Filipinas are popular as brides to Japanese

BD Tutor, Jr.

More and more Japanese, mostly men, are tying the knot with foreigners. Over-all, 5% of all marriages recorded in Japan in 2005 were between a Japanese and a foreigner. But in Tokyo, such mixed unions are higher at 10% while in Osaka, it is 8%.

Surprisingly, Filipinas are the second most popular brides in 2005 at 10,429 after the Chinese, at 12,659. Considering that the Chinese are more than twice the Filipinos, consisting of 24% of the total foreign population while the Filipinos consist of only 10% of the foreign population in Japan, the Filipinas are still the No. 1 choice of bride on average by the Japanese male.

Needless to say, the number logged in 2005 is a steep increase from the average of 7,000 Filipinas marrying Japanese since the new millennium (it is estimated that only about 2% of recorded marriages between Japanese and Filipinos involve a Filipino groom). Every time a new regulation is put in place that affects the passage of entertainers to Japan, the number of marriages spike up. For example, before the Artist Record Book (ARB) was implemented in 1996, the number of Filipinas marrying Japanese shot up to 7,240 in 1994, which was the only time in that decade that the number breached 7000. The phenomenal increase in 2005 was likely because of the revision of the Immigration Law on March 15, 2005, which made it almost impossible for entertainers to enter Japan.

Because of such coincidences, many doubt if these are “love marriages.” With a divorce rate estimated to be at least 50%, which is several times more than that for the general population, there seems to be no reason to celebrate.
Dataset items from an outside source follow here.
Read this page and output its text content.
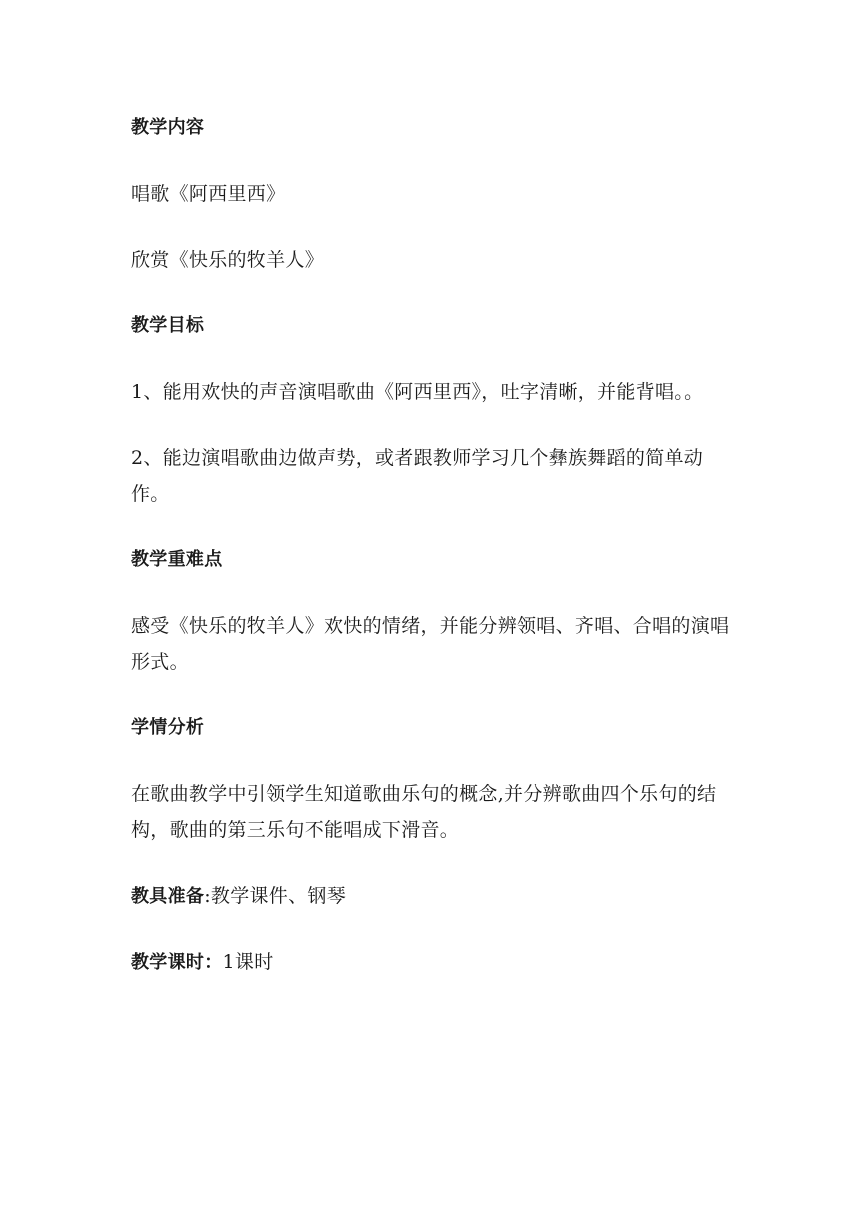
教学内容

唱歌《阿西里西》

欣赏《快乐的牧羊人》

教学目标

1、能用欢快的声音演唱歌曲《阿西里西》，吐字清晰，并能背唱。。

2、能边演唱歌曲边做声势，或者跟教师学习几个彝族舞蹈的简单动作。

教学重难点

感受《快乐的牧羊人》欢快的情绪，并能分辨领唱、齐唱、合唱的演唱形式。

学情分析

在歌曲教学中引领学生知道歌曲乐句的概念,并分辨歌曲四个乐句的结构，歌曲的第三乐句不能唱成下滑音。

教具准备:教学课件、钢琴

教学课时：1课时
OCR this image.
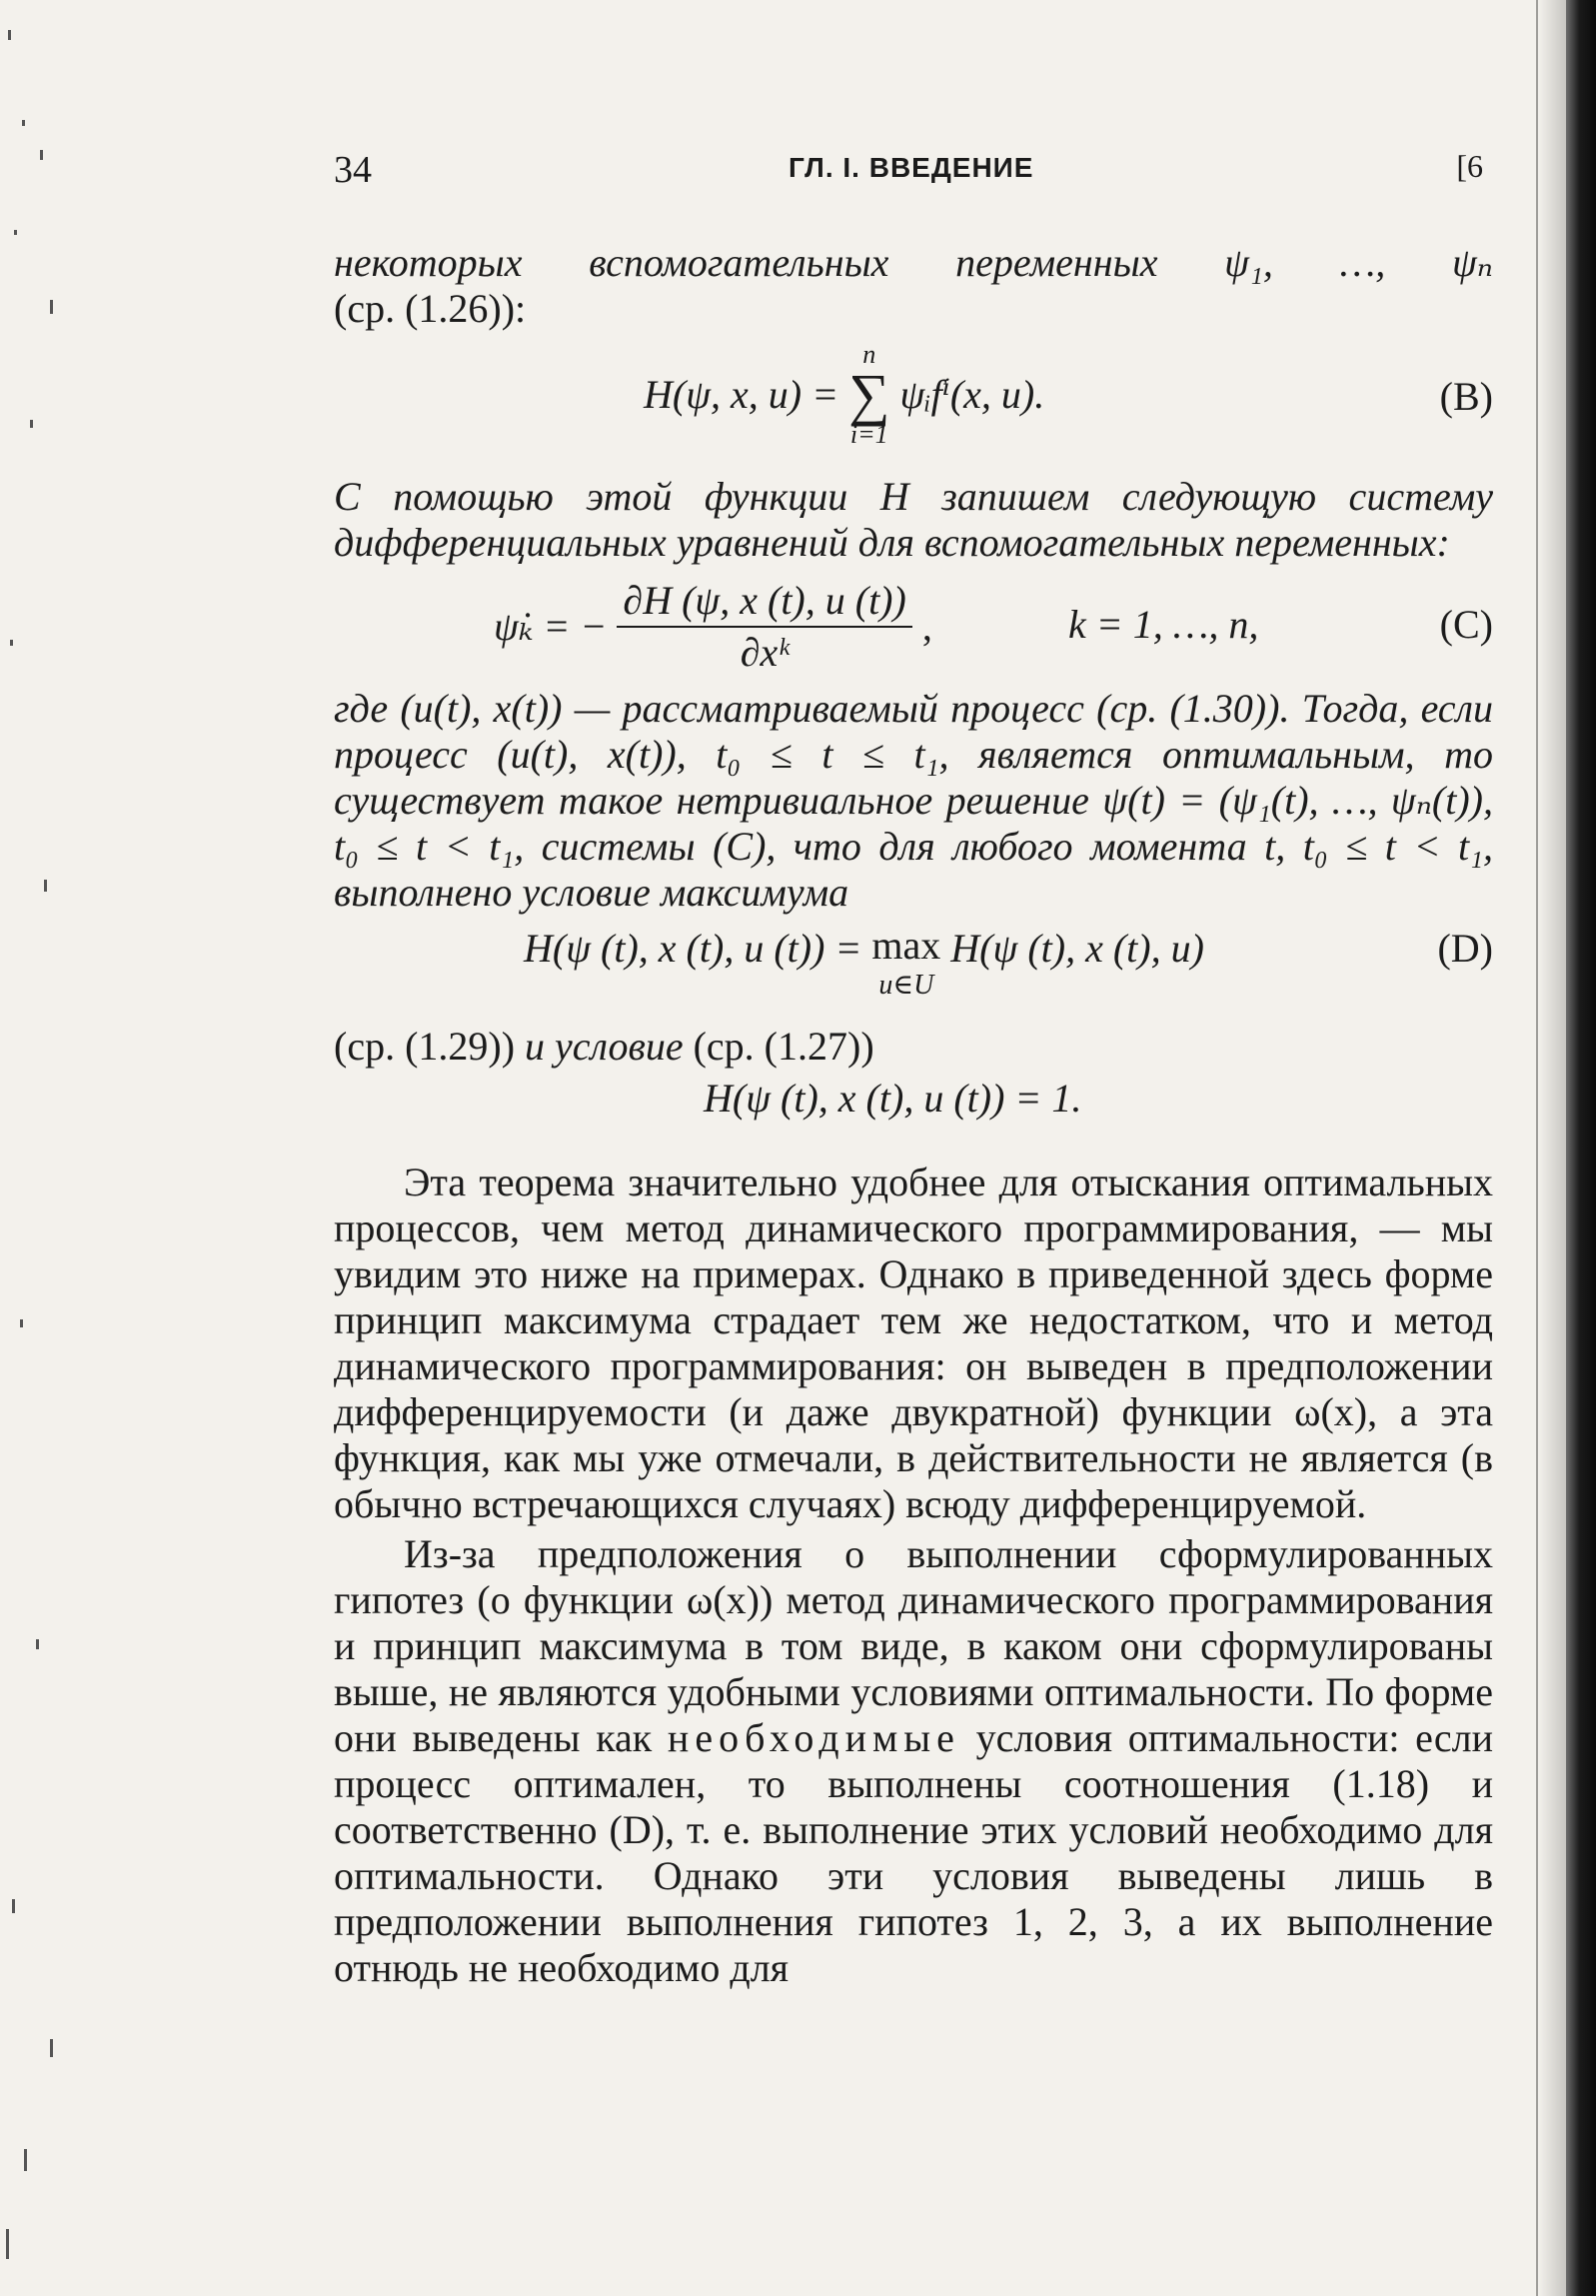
34	ГЛ. I. ВВЕДЕНИЕ	[6

некоторых вспомогательных переменных ψ₁, …, ψₙ

(ср. (1.26)):

H(ψ, x, u) =
n
∑
i=1
ψᵢfⁱ(x, u).	(B)

С помощью этой функции H запишем следующую систему дифференциальных уравнений для вспомогательных переменных:

ψ̇ₖ = − $\frac{\partial H (\psi, x (t), u (t))}{\text{∂xᵏ}}$ ,	k = 1, …, n,	(C)

где (u(t), x(t)) — рассматриваемый процесс (ср. (1.30)). Тогда, если процесс (u(t), x(t)), t₀ ≤ t ≤ t₁, является оптимальным, то существует такое нетривиальное решение ψ(t) = (ψ₁(t), …, ψₙ(t)), t₀ ≤ t < t₁, системы (C), что для любого момента t, t₀ ≤ t < t₁, выполнено условие максимума

H(ψ (t), x (t), u (t)) = max
u∈U
H(ψ (t), x (t), u)	(D)

(ср. (1.29)) и условие (ср. (1.27))

H(ψ (t), x (t), u (t)) = 1.

Эта теорема значительно удобнее для отыскания оптимальных процессов, чем метод динамического программирования, — мы увидим это ниже на примерах. Однако в приведенной здесь форме принцип максимума страдает тем же недостатком, что и метод динамического программирования: он выведен в предположении дифференцируемости (и даже двукратной) функции ω(x), а эта функция, как мы уже отмечали, в действительности не является (в обычно встречающихся случаях) всюду дифференцируемой.

Из-за предположения о выполнении сформулированных гипотез (о функции ω(x)) метод динамического программирования и принцип максимума в том виде, в каком они сформулированы выше, не являются удобными условиями оптимальности. По форме они выведены как необходимые условия оптимальности: если процесс оптимален, то выполнены соотношения (1.18) и соответственно (D), т. е. выполнение этих условий необходимо для оптимальности. Однако эти условия выведены лишь в предположении выполнения гипотез 1, 2, 3, а их выполнение отнюдь не необходимо для
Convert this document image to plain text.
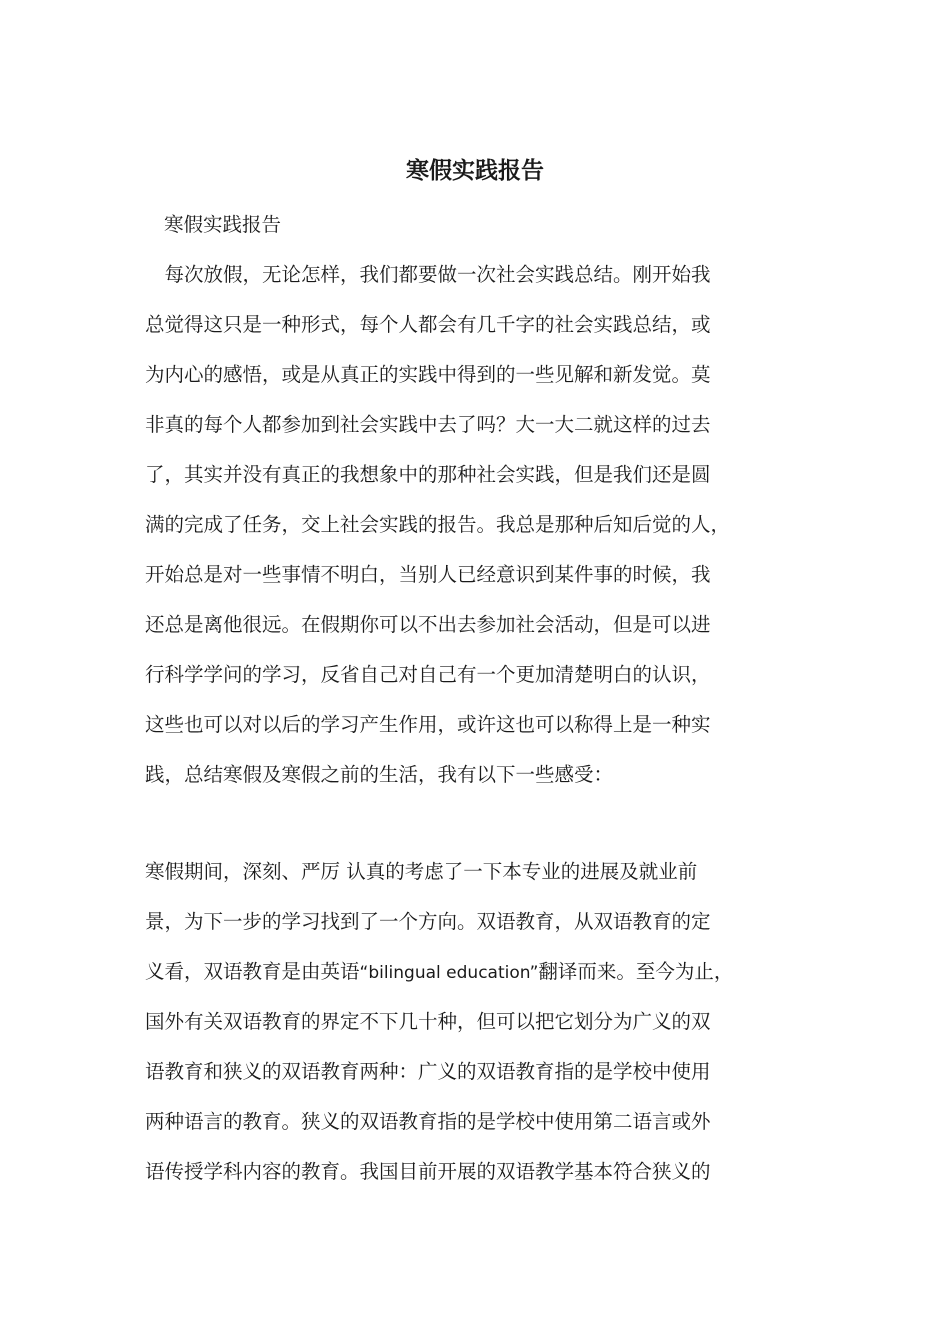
寒假实践报告
寒假实践报告
　每次放假，无论怎样，我们都要做一次社会实践总结。刚开始我
总觉得这只是一种形式，每个人都会有几千字的社会实践总结，或
为内心的感悟，或是从真正的实践中得到的一些见解和新发觉。莫
非真的每个人都参加到社会实践中去了吗？大一大二就这样的过去
了，其实并没有真正的我想象中的那种社会实践，但是我们还是圆
满的完成了任务，交上社会实践的报告。我总是那种后知后觉的人，
开始总是对一些事情不明白，当别人已经意识到某件事的时候，我
还总是离他很远。在假期你可以不出去参加社会活动，但是可以进
行科学学问的学习，反省自己对自己有一个更加清楚明白的认识，
这些也可以对以后的学习产生作用，或许这也可以称得上是一种实
践，总结寒假及寒假之前的生活，我有以下一些感受：
寒假期间，深刻、严厉 认真的考虑了一下本专业的进展及就业前
景，为下一步的学习找到了一个方向。双语教育，从双语教育的定
义看，双语教育是由英语“bilingual education”翻译而来。至今为止，
国外有关双语教育的界定不下几十种，但可以把它划分为广义的双
语教育和狭义的双语教育两种：广义的双语教育指的是学校中使用
两种语言的教育。狭义的双语教育指的是学校中使用第二语言或外
语传授学科内容的教育。我国目前开展的双语教学基本符合狭义的
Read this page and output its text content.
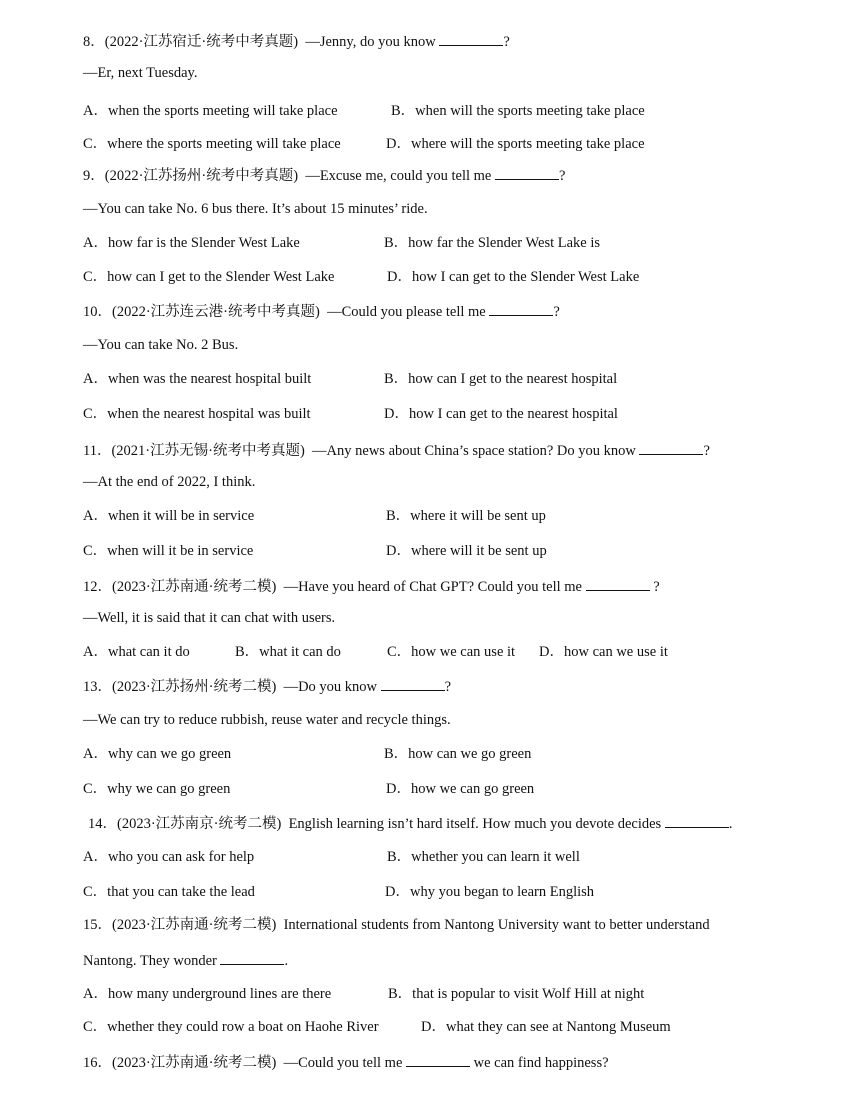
8．(2022·江苏宿迁·统考中考真题) —Jenny, do you know	?
—Er, next Tuesday.
A．when the sports meeting will take place	B．when will the sports meeting take place
C．where the sports meeting will take place	D．where will the sports meeting take place
9．(2022·江苏扬州·统考中考真题) —Excuse me, could you tell me	?
—You can take No. 6 bus there. It’s about 15 minutes’ ride.
A．how far is the Slender West Lake	B．how far the Slender West Lake is
C．how can I get to the Slender West Lake	D．how I can get to the Slender West Lake
10．(2022·江苏连云港·统考中考真题) —Could you please tell me	?
—You can take No. 2 Bus.
A．when was the nearest hospital built	B．how can I get to the nearest hospital
C．when the nearest hospital was built	D．how I can get to the nearest hospital
11．(2021·江苏无锡·统考中考真题) —Any news about China’s space station? Do you know	?
—At the end of 2022, I think.
A．when it will be in service	B．where it will be sent up
C．when will it be in service	D．where will it be sent up
12．(2023·江苏南通·统考二模) —Have you heard of Chat GPT? Could you tell me	?
—Well, it is said that it can chat with users.
A．what can it do	B．what it can do	C．how we can use it D．how can we use it
13．(2023·江苏扬州·统考二模) —Do you know	?
—We can try to reduce rubbish, reuse water and recycle things.
A．why can we go green	B．how can we go green
C．why we can go green	D．how we can go green
14．(2023·江苏南京·统考二模) English learning isn’t hard itself. How much you devote decides	.
A．who you can ask for help	B．whether you can learn it well
C．that you can take the lead	D．why you began to learn English
15．(2023·江苏南通·统考二模) International students from Nantong University want to better understand
Nantong. They wonder	.
A．how many underground lines are there	B．that is popular to visit Wolf Hill at night
C．whether they could row a boat on Haohe River	D．what they can see at Nantong Museum
16．(2023·江苏南通·统考二模) —Could you tell me	we can find happiness?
In fact, it is believed that a number of Filipinas simply use marriage as a stepping stone for acquiring permanent residency, which is fast-tracked when the foreigner is “spouse or child of a Japanese national.” Since having a child is apparently considered by the Japanese government as proof of authenticity of the marriage, many Filipinas bear unwanted children who later become casualties of the broken union. There is also a substantial percentage of such marriages being only “paper marriages” o gizo kekkon, sometimes brokered for a fee, with the Filipina paying the Japanese a monthly maintenance fee.

The upside to increased intermarriages is that Japan’s graying population may be getting the boost it badly needs. Whereas households in which both spouses are Japanese have a birthrate of 1.33 in 2001, households in which one spouse is a foreigner have a birth rate of 2.9. It is no coincidence that Japan’s number of births rose in 2006 for the first time in six years, according to the report of the Ministry of Health, Labor and Welfare. Foreigners may be Japan’s only hope of reversing the trend of a shrinking population. Moreover, Japanese men aged 20 to 50 outnumber Japanese women in the same age bracket by 2 million, increasing the pairless ranks. With the rising social trend of staying single in both sexes, marriage with foreigners may be the only key to unlock single households and revitalize this society’s reproductive drive.